The Support Unit will now work with these three countries to meet the requirements of continued participation in OGP, including improving consultation with civil society and the creation of their second OGP National Action Plan by June 15th, 2014. The consequences of not receiving an IRM progress report will be considered by the Criteria and Standards subcommittee of the OGP Steering Committee in due course. The subcommittee will also be considering the implications of the IRM’s findings for the other Cohort 2 countries.
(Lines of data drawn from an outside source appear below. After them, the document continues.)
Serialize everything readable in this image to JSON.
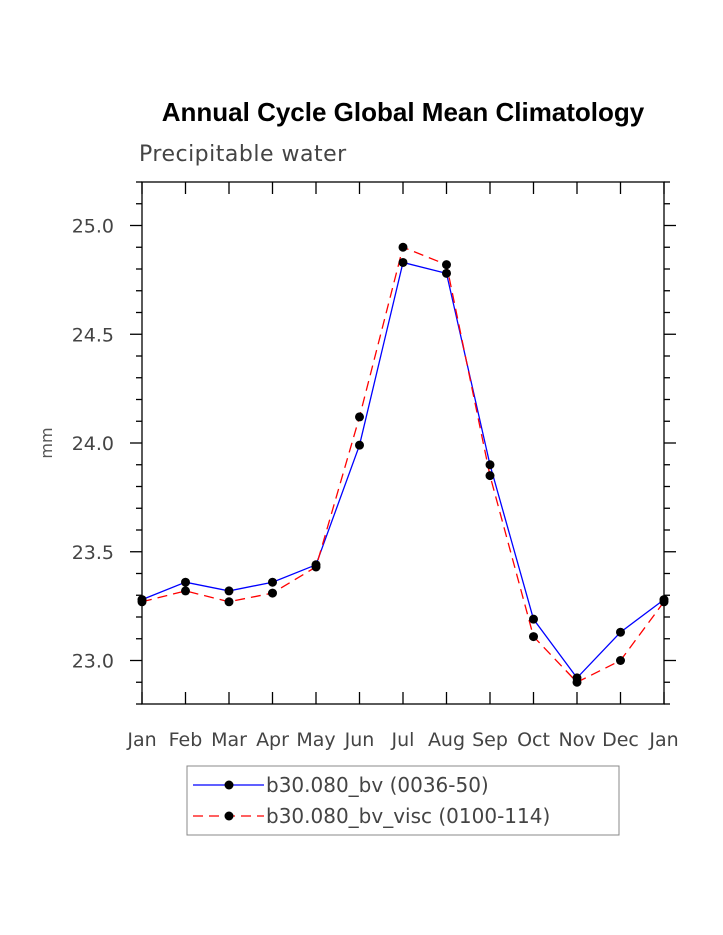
{
  "chart_data": {
    "type": "line",
    "title": "Annual Cycle Global Mean Climatology",
    "subtitle": "Precipitable water",
    "xlabel": "",
    "ylabel": "mm",
    "categories": [
      "Jan",
      "Feb",
      "Mar",
      "Apr",
      "May",
      "Jun",
      "Jul",
      "Aug",
      "Sep",
      "Oct",
      "Nov",
      "Dec",
      "Jan"
    ],
    "yticks": [
      23.0,
      23.5,
      24.0,
      24.5,
      25.0
    ],
    "ytick_labels": [
      "23.0",
      "23.5",
      "24.0",
      "24.5",
      "25.0"
    ],
    "ylim": [
      22.8,
      25.2
    ],
    "grid": false,
    "legend_position": "bottom",
    "series": [
      {
        "name": "b30.080_bv (0036-50)",
        "color": "#0000ff",
        "dash": "solid",
        "values": [
          23.28,
          23.36,
          23.32,
          23.36,
          23.44,
          23.99,
          24.83,
          24.78,
          23.9,
          23.19,
          22.92,
          23.13,
          23.28
        ]
      },
      {
        "name": "b30.080_bv_visc (0100-114)",
        "color": "#ff0000",
        "dash": "dashed",
        "values": [
          23.27,
          23.32,
          23.27,
          23.31,
          23.43,
          24.12,
          24.9,
          24.82,
          23.85,
          23.11,
          22.9,
          23.0,
          23.27
        ]
      }
    ]
  }
}
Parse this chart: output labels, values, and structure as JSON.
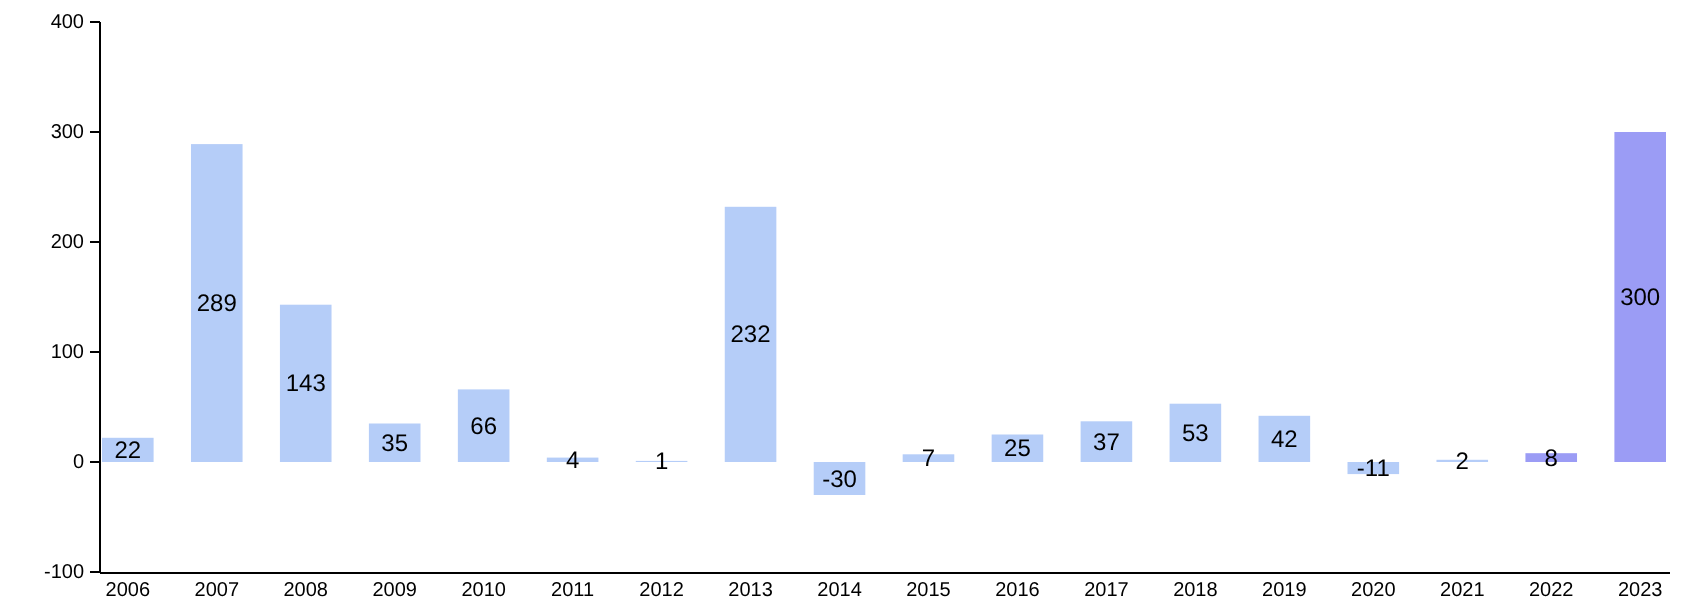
{
  "chart_data": {
    "type": "bar",
    "categories": [
      "2006",
      "2007",
      "2008",
      "2009",
      "2010",
      "2011",
      "2012",
      "2013",
      "2014",
      "2015",
      "2016",
      "2017",
      "2018",
      "2019",
      "2020",
      "2021",
      "2022",
      "2023"
    ],
    "values": [
      22,
      289,
      143,
      35,
      66,
      4,
      1,
      232,
      -30,
      7,
      25,
      37,
      53,
      42,
      -11,
      2,
      8,
      300
    ],
    "colors": [
      "#b5cdf8",
      "#b5cdf8",
      "#b5cdf8",
      "#b5cdf8",
      "#b5cdf8",
      "#b5cdf8",
      "#b5cdf8",
      "#b5cdf8",
      "#b5cdf8",
      "#b5cdf8",
      "#b5cdf8",
      "#b5cdf8",
      "#b5cdf8",
      "#b5cdf8",
      "#b5cdf8",
      "#b5cdf8",
      "#9b9cf5",
      "#9b9cf5"
    ],
    "ylim": [
      -100,
      400
    ],
    "yticks": [
      -100,
      0,
      100,
      200,
      300,
      400
    ],
    "data_labels": true,
    "grid": false
  }
}
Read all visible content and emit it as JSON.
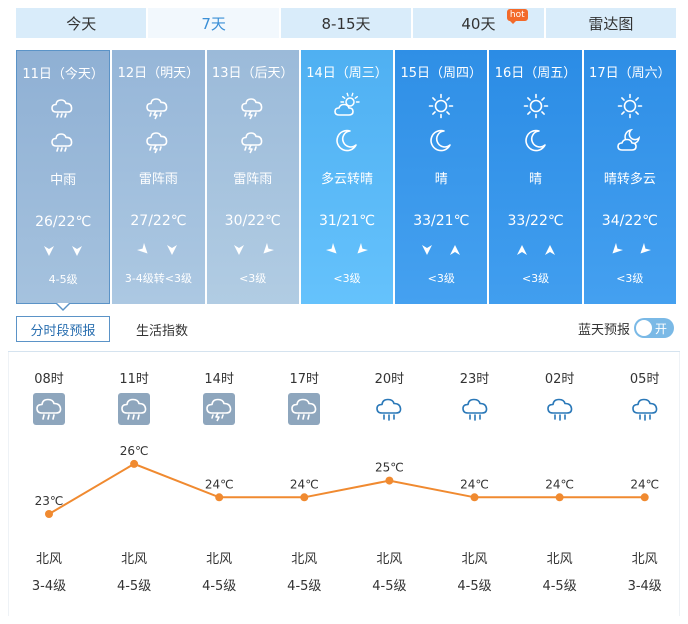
{
  "tabs": [
    {
      "label": "今天"
    },
    {
      "label": "7天",
      "active": true
    },
    {
      "label": "8-15天"
    },
    {
      "label": "40天",
      "badge": "hot"
    },
    {
      "label": "雷达图"
    }
  ],
  "days": [
    {
      "date": "11日（今天）",
      "icon1": "moderate-rain-icon",
      "icon2": "moderate-rain-icon",
      "weather": "中雨",
      "temp": "26/22℃",
      "wind_arrow1": "down",
      "wind_arrow2": "down",
      "level": "4-5级",
      "bg": "#8fb0d4",
      "selected": true
    },
    {
      "date": "12日（明天）",
      "icon1": "thunder-shower-icon",
      "icon2": "thunder-shower-icon",
      "weather": "雷阵雨",
      "temp": "27/22℃",
      "wind_arrow1": "down-right",
      "wind_arrow2": "down",
      "level": "3-4级转<3级",
      "bg": "#96b6d8"
    },
    {
      "date": "13日（后天）",
      "icon1": "thunder-shower-icon",
      "icon2": "thunder-shower-icon",
      "weather": "雷阵雨",
      "temp": "30/22℃",
      "wind_arrow1": "down",
      "wind_arrow2": "down-left",
      "level": "<3级",
      "bg": "#9bbad9"
    },
    {
      "date": "14日（周三）",
      "icon1": "partly-cloudy-day-icon",
      "icon2": "moon-icon",
      "weather": "多云转晴",
      "temp": "31/21℃",
      "wind_arrow1": "down-right",
      "wind_arrow2": "down-left",
      "level": "<3级",
      "bg": "#4fb0f2"
    },
    {
      "date": "15日（周四）",
      "icon1": "sun-icon",
      "icon2": "moon-icon",
      "weather": "晴",
      "temp": "33/21℃",
      "wind_arrow1": "down",
      "wind_arrow2": "up",
      "level": "<3级",
      "bg": "#2f8fe6"
    },
    {
      "date": "16日（周五）",
      "icon1": "sun-icon",
      "icon2": "moon-icon",
      "weather": "晴",
      "temp": "33/22℃",
      "wind_arrow1": "up",
      "wind_arrow2": "up",
      "level": "<3级",
      "bg": "#2b8ce5"
    },
    {
      "date": "17日（周六）",
      "icon1": "sun-icon",
      "icon2": "cloudy-night-icon",
      "weather": "晴转多云",
      "temp": "34/22℃",
      "wind_arrow1": "down-left",
      "wind_arrow2": "down-left",
      "level": "<3级",
      "bg": "#2e8ee6"
    }
  ],
  "subtabs": {
    "hourly": "分时段预报",
    "life": "生活指数"
  },
  "blue_sky": {
    "label": "蓝天预报",
    "toggle": "开"
  },
  "hourly": [
    {
      "time": "08时",
      "icon": "rain-box-icon",
      "temp": 23,
      "temp_label": "23℃",
      "wind": "北风",
      "level": "3-4级"
    },
    {
      "time": "11时",
      "icon": "rain-box-icon",
      "temp": 26,
      "temp_label": "26℃",
      "wind": "北风",
      "level": "4-5级"
    },
    {
      "time": "14时",
      "icon": "thunder-box-icon",
      "temp": 24,
      "temp_label": "24℃",
      "wind": "北风",
      "level": "4-5级"
    },
    {
      "time": "17时",
      "icon": "rain-box-icon",
      "temp": 24,
      "temp_label": "24℃",
      "wind": "北风",
      "level": "4-5级"
    },
    {
      "time": "20时",
      "icon": "rain-outline-icon",
      "temp": 25,
      "temp_label": "25℃",
      "wind": "北风",
      "level": "4-5级"
    },
    {
      "time": "23时",
      "icon": "rain-outline-icon",
      "temp": 24,
      "temp_label": "24℃",
      "wind": "北风",
      "level": "4-5级"
    },
    {
      "time": "02时",
      "icon": "rain-outline-icon",
      "temp": 24,
      "temp_label": "24℃",
      "wind": "北风",
      "level": "4-5级"
    },
    {
      "time": "05时",
      "icon": "rain-outline-icon",
      "temp": 24,
      "temp_label": "24℃",
      "wind": "北风",
      "level": "3-4级"
    }
  ],
  "colors": {
    "line": "#f08a30",
    "icon_box": "#8ea6bd",
    "icon_outline": "#2a78b8"
  }
}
Suspension Rules Still in Flux

The OGP still is in the process of revising its suspension policy. Comments on proposed revisions to the Articles of Governance were due in late November, but no new Articles have been posted.

Under the proposed revisions, OGP participating governments that “repeatedly (in two consecutive IRM reports) acts contrary to OGP process and to its action plan commitments (addenda B and C), fails to adequately address issues raised by the IRM, or is taking actions that undermine the values and principles of OGP,” may have their continuing participation reviewed by the Steering Committee. IRM reports are now on a two-year cycle. Should a country fall below the minimum eligibility requirements it is given a year to get back over the threshold.

The topic does not appear in the minutes of the October Steering Committee meeting.